C’est le cas de plusieurs factions rebelles issues de communautés pastorales des régions de Diffa et d’Agadez, réunies au sein du Front patriotique de libération (FPL), fondé en 2023 par Mahamoud Sallah, et du Mouvement patriotique pour la liberté et la justice (MPLJ), dirigé par Moussa Kounaï.

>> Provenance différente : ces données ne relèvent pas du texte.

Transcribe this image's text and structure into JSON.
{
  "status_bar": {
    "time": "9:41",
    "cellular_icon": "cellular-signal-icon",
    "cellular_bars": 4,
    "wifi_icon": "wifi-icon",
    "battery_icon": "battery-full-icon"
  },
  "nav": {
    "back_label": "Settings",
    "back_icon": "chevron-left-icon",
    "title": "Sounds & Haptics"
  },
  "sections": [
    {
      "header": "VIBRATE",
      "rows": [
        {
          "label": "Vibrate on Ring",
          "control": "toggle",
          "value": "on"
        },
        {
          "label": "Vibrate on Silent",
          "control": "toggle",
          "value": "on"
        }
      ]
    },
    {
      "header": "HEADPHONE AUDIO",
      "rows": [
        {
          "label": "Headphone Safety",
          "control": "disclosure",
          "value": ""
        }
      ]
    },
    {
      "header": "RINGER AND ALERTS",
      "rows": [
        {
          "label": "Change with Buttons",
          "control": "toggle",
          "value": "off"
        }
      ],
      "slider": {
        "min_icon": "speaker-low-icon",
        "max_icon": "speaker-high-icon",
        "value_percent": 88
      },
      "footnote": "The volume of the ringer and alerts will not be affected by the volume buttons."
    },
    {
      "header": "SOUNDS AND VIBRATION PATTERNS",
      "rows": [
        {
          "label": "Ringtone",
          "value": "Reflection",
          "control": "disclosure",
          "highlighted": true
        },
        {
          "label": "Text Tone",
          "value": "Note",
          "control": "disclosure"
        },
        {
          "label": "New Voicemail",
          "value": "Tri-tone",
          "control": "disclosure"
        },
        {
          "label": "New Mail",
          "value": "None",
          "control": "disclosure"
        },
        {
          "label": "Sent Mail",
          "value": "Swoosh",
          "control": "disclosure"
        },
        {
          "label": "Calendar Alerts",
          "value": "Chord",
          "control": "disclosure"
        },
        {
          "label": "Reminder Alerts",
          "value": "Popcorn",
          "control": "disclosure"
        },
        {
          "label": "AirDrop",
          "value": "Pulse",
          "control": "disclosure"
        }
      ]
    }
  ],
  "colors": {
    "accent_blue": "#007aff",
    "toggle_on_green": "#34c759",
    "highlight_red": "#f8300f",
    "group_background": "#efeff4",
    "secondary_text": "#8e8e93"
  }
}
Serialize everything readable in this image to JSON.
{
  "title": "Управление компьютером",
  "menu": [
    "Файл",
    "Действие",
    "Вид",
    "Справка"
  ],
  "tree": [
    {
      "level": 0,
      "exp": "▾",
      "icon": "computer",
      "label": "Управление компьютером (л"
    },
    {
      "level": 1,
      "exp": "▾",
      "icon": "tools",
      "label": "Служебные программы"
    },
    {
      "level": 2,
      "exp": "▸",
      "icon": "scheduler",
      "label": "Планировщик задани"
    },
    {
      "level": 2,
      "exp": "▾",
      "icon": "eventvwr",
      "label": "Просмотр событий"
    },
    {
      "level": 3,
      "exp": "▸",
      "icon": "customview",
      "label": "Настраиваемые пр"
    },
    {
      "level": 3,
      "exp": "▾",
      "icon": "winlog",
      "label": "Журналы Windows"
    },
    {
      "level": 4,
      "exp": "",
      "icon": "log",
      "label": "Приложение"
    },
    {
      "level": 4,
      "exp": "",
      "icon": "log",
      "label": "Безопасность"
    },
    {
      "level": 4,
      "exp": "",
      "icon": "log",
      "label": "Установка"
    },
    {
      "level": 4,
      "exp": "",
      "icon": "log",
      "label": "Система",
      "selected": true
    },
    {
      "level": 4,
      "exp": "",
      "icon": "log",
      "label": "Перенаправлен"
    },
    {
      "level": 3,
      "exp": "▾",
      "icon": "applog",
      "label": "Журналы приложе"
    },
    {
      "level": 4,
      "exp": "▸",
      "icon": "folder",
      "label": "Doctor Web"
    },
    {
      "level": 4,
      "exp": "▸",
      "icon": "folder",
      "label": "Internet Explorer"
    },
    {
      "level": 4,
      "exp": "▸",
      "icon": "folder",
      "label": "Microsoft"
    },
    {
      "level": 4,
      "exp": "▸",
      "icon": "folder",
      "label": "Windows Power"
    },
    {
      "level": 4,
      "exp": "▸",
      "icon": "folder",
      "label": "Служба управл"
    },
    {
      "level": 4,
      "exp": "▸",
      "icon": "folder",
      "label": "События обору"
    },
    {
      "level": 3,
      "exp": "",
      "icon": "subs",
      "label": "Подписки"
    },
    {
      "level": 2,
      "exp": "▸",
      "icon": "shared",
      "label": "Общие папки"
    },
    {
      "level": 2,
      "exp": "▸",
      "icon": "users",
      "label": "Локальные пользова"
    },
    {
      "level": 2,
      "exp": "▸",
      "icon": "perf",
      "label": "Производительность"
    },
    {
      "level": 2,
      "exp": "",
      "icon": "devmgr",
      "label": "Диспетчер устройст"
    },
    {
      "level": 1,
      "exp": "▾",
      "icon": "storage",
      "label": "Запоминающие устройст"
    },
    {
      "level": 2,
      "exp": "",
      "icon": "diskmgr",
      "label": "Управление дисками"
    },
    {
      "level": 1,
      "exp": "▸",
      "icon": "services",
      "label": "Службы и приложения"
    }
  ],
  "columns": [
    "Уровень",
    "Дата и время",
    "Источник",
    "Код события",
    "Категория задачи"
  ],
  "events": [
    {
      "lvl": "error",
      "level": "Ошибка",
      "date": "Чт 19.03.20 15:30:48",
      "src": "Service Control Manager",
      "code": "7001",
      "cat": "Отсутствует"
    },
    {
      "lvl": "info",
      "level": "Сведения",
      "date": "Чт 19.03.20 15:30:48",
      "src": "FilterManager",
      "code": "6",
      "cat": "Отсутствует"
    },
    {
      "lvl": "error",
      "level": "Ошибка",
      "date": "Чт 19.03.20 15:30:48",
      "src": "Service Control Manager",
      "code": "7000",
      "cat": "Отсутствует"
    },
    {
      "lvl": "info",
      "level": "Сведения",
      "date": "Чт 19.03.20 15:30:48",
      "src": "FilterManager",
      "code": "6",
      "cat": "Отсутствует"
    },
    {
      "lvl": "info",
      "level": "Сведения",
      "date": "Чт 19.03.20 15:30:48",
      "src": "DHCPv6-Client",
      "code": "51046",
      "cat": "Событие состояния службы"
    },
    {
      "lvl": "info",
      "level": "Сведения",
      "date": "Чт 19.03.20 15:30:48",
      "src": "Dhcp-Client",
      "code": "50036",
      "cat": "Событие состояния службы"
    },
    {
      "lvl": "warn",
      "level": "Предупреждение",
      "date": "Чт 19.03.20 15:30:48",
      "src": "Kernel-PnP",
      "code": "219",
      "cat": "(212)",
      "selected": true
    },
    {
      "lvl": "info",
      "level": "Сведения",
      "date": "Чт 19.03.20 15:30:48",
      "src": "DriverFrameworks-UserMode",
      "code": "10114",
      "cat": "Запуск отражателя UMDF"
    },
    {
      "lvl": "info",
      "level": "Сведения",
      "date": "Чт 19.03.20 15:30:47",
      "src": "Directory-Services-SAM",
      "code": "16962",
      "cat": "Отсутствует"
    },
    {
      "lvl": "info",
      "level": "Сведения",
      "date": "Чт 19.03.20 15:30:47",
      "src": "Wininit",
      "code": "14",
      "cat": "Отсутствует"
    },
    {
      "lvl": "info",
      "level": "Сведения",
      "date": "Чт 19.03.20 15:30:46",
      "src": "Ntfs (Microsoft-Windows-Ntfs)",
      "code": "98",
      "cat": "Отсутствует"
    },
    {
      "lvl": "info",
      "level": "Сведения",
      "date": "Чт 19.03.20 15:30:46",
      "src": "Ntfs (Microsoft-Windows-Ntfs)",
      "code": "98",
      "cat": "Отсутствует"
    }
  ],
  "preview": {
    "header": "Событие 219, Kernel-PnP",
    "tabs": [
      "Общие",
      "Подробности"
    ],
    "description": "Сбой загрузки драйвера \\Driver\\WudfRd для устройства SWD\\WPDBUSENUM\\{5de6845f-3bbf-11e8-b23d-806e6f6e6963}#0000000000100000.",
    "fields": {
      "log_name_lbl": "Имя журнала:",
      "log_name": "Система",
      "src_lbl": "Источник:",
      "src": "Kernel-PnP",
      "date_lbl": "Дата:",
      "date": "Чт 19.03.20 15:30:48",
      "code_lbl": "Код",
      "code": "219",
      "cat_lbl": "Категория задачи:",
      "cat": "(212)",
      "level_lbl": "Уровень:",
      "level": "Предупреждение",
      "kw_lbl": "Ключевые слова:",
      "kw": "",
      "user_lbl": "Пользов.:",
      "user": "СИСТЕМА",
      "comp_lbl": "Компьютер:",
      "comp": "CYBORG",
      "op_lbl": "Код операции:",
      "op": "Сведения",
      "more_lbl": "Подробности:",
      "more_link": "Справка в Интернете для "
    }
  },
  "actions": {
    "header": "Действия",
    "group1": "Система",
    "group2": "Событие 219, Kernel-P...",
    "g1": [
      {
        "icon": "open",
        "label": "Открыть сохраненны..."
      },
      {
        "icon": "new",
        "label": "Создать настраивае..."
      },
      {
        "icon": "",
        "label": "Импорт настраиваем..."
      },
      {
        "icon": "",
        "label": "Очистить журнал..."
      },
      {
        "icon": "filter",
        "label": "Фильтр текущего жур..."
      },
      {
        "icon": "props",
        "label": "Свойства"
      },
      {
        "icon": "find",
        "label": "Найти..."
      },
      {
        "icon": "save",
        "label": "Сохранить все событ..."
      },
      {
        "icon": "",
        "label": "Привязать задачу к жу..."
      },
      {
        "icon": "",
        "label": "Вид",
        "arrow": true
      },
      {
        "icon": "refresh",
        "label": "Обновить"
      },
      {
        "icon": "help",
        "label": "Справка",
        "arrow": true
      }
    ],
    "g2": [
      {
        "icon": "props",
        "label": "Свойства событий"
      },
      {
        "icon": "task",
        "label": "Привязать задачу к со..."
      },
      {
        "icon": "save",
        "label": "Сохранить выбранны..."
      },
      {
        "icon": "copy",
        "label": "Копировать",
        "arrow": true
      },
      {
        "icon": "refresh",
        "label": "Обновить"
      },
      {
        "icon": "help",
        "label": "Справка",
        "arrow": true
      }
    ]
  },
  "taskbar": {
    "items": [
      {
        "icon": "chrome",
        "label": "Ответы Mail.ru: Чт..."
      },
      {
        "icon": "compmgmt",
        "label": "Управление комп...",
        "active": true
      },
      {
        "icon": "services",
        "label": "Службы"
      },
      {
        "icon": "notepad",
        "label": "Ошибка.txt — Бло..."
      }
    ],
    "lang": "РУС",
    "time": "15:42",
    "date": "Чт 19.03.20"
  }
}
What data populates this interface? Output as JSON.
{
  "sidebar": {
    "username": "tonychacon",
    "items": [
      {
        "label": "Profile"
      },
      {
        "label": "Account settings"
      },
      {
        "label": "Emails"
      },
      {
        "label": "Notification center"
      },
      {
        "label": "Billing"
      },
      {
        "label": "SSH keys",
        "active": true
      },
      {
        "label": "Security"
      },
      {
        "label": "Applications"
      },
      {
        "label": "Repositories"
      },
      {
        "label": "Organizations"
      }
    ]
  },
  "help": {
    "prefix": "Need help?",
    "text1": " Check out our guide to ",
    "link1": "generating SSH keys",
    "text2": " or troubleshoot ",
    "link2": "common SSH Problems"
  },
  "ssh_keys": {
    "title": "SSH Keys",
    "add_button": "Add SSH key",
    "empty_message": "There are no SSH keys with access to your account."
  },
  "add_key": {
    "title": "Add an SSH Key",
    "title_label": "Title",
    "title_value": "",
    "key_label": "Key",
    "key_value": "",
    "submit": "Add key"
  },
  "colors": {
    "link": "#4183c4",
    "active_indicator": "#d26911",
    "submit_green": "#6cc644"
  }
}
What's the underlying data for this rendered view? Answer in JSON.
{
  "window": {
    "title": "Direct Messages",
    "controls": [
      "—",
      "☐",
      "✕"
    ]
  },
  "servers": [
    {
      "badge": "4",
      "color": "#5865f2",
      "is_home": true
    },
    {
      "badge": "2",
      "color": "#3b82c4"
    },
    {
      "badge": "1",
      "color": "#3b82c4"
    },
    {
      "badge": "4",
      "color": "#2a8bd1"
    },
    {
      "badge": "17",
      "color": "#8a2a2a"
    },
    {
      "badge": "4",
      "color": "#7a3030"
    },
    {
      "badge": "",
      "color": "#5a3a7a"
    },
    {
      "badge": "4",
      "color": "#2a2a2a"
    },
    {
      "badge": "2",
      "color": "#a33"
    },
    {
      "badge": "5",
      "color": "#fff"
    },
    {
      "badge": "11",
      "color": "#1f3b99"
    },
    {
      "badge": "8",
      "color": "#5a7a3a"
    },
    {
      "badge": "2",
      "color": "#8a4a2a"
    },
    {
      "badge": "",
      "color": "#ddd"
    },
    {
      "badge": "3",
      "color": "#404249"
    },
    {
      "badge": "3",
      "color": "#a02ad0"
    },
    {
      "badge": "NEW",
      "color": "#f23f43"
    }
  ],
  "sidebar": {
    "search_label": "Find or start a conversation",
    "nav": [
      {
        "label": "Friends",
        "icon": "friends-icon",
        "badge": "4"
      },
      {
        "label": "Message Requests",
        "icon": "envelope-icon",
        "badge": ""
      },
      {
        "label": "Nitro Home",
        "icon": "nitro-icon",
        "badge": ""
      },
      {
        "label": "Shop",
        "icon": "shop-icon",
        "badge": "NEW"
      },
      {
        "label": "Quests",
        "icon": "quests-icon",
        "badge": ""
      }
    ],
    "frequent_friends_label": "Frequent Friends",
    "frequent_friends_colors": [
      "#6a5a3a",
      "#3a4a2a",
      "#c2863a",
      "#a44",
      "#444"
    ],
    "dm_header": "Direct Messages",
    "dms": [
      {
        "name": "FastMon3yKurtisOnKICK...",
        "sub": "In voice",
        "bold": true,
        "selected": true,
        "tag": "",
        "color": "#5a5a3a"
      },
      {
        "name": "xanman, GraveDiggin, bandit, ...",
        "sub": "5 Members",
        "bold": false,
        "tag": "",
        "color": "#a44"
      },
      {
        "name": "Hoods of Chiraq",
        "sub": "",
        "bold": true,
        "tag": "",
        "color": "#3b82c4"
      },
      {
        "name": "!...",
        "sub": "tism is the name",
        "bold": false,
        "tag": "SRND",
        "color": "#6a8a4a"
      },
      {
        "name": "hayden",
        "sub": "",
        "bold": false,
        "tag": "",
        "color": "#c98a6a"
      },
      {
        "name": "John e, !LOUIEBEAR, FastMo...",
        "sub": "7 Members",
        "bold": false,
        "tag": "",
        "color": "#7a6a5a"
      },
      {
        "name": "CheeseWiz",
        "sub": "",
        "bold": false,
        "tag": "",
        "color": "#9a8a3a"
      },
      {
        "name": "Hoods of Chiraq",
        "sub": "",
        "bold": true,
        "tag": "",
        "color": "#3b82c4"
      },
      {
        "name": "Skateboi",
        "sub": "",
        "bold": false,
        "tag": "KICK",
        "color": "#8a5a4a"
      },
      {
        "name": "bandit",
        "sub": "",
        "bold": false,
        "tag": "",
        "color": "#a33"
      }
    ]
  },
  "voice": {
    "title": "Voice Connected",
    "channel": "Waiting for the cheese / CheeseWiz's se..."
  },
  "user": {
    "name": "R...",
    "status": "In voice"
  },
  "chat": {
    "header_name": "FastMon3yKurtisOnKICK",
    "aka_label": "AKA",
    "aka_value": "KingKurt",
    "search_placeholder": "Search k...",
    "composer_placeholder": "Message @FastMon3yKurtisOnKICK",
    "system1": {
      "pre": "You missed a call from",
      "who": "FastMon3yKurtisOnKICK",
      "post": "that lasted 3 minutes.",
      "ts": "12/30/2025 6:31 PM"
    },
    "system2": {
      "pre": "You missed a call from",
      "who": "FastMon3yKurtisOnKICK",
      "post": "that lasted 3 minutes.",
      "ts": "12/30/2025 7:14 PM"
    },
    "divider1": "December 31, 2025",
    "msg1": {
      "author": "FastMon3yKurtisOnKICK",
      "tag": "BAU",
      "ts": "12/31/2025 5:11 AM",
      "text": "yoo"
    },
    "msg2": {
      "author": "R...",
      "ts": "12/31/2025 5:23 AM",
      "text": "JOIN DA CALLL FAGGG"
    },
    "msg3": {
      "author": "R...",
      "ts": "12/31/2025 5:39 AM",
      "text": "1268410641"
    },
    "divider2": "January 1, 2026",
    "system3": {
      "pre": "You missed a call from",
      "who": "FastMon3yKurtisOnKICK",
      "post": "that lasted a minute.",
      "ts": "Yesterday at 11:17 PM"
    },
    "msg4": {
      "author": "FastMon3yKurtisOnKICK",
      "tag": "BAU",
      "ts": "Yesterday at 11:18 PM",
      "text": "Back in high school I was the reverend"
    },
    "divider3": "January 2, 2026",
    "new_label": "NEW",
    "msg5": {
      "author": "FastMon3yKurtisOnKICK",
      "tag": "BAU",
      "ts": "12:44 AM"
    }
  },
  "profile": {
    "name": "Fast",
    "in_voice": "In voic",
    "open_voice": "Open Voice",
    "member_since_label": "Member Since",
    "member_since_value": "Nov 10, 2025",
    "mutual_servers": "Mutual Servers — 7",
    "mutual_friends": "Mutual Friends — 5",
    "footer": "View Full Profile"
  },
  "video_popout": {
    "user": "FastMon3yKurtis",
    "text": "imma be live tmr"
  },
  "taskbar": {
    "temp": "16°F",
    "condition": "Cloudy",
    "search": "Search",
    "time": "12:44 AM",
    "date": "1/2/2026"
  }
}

Ces deux groupes, ouvertement hostiles à Tiani et dénonçant les conséquences de l’accélération de l’exploitation pétrolière sur les espaces de pâturage et de commerce, se sont formés autour des mêmes revendications: une meilleure répartition des richesses naturelles exploitées par la junte et le retour à l’ordre constitutionnel. Le FPL et le MPLJ ont multiplié les actes de sabotage visant le pipeline reliant la région pétrolifère d’Agadem, dans l’est du Niger, au port béninois de Sèmè-Kpodji. Des attentats qui coûtent aux autorités nigériennes et aux entreprises chinoises des pertes d’exploitation pouvant atteindre 10 millions de dollars par jour d’inactivité.
Lakaruwa: le front sud
Contesté par les rebelles dans l’est du pays, pris en tenaille par les groupes jihadistes dans l’Ouest, Niamey doit aussi faire face à des incursions armées dans le Sud, le long de sa frontière avec le Nigeria. Ces dernières années, une nouvelle faction jihadiste s’est ajoutée à une équation sécuritaire déjà complexe. Connu sous le nom de Lakurawa (« les recrues », en haoussa), ce mouvement composite réunit d’anciens membres de milices d’autodéfense, des bandits et des transfuges jihadistes, pillant des villages des deux côtés de la frontière, dans les régions de Tahoua et Dosso.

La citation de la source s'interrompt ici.